I would like to publicly thank Vlad Cucinschi who kindly offered to send me a working copy of his demo program for user management
The one available on the website didn't seem to be working properly
I wrote to him and he sent me a working copy of the demo
 
I downloaded this too and as found it required 64bit conversion.
I would like to publicly thank Vlad Cucinschi who kindly offered to send me a working copy of his demo program for user management
The one available on the website didn't seem to be working properly
I wrote to him and he sent me a working copy of the demo
Changed some declarations to 64bit to get it working - was that the problem?
 
Yes, the version I have on my site is an older 32 bit one, there are a couple modules that need to be updated to be compatible with 64 bit or have conditional compiling to make them work with both.
Cheers,
Vlad
 
@amorosik

I think the real problem relatives to the atomic-ness of allowing users to manipulate forms.

If you want to allow/disallow users opening forms, then you can have a user system with permission levels, and a forms table declaring the required permission level. Then in every form's open event test whether that user can open the form.

Sort of

If not(CanIOpenThisForm(me.name) then
Msgbox "Sorry, you cannot use this form")
Cancel=true
Exit sub
End if

So all you need is to change each form's open event to include a standard function to test the users access level.

However if you want to limit a user's interaction within a form, then every little interaction needs to be programmed carefully which makes it much harder to achieve.
 
If you want to allow/disallow users opening forms, then you can have a user system with permission levels, and a forms table declaring the required permission level. Then in every form's open event test whether that user can open the form.
And that is exactly what my sample does;)
 
@amorosik

I think the real problem relatives to the atomic-ness of allowing users to manipulate forms.
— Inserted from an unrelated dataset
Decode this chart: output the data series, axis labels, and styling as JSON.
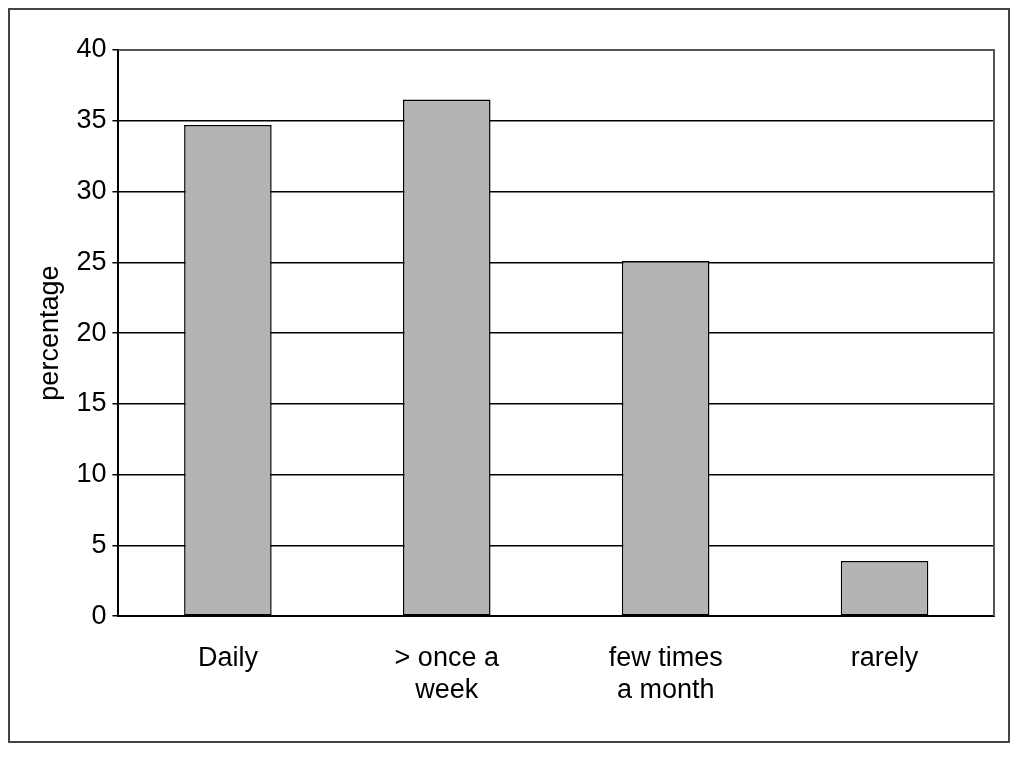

If you want to allow/disallow users opening forms, then you can have a user system with permission levels, and a forms table declaring the required permission level. Then in every form's open event test whether that user can open the form.

Yes, this is what I'm trying to accomplish
Of course, modifying the content of some events on many forms/reports is a very expensive operation
If there was the possibility of acting "from the outside" it would be a great thing
But I imagine it's not feasible
 
I slightly simplified my explanation before. As well as setting access levels required to open particular forms, you can also include user groups. So you add your user to user groups, and the access to forms is then controlled by the user group membership together with the individual users access level.

I imagine the example provided by @Pat Hartman includes user groups.

You can also actually write code to iterate your code modules to check whether the code blocks you want are present in each forms open event, and insert the code if it isn't there. It needs a bit of thinking about to get it to insert correctly, and an appropriate understanding of the process, but it's a real time saver for a big database.
 
My sample uses table-based "access rules" at the form and control level so no need to hard-code individual control or form events. Everything happens in the Open form event and it is just one line:
Code:
Call vcSetAccessLevels("Form", Me.Name)
Cheers,
 
I imagine the example provided by @Pat Hartman includes user groups.
It does. Adding security after the fact requires code changes. You can't get around it which is why it is always better to know at the beginning whether or not you need security. Anyway. You have four if statements that need to be added to four events in every form. Put the code in a text file and leave it open. Using copy paste - the code you are adding always goes in as the first instruction in the procedure -you can do each form in a minute or two. Tedious but doable. I think the update procedure would be approximately the same regardless of which method you adopt.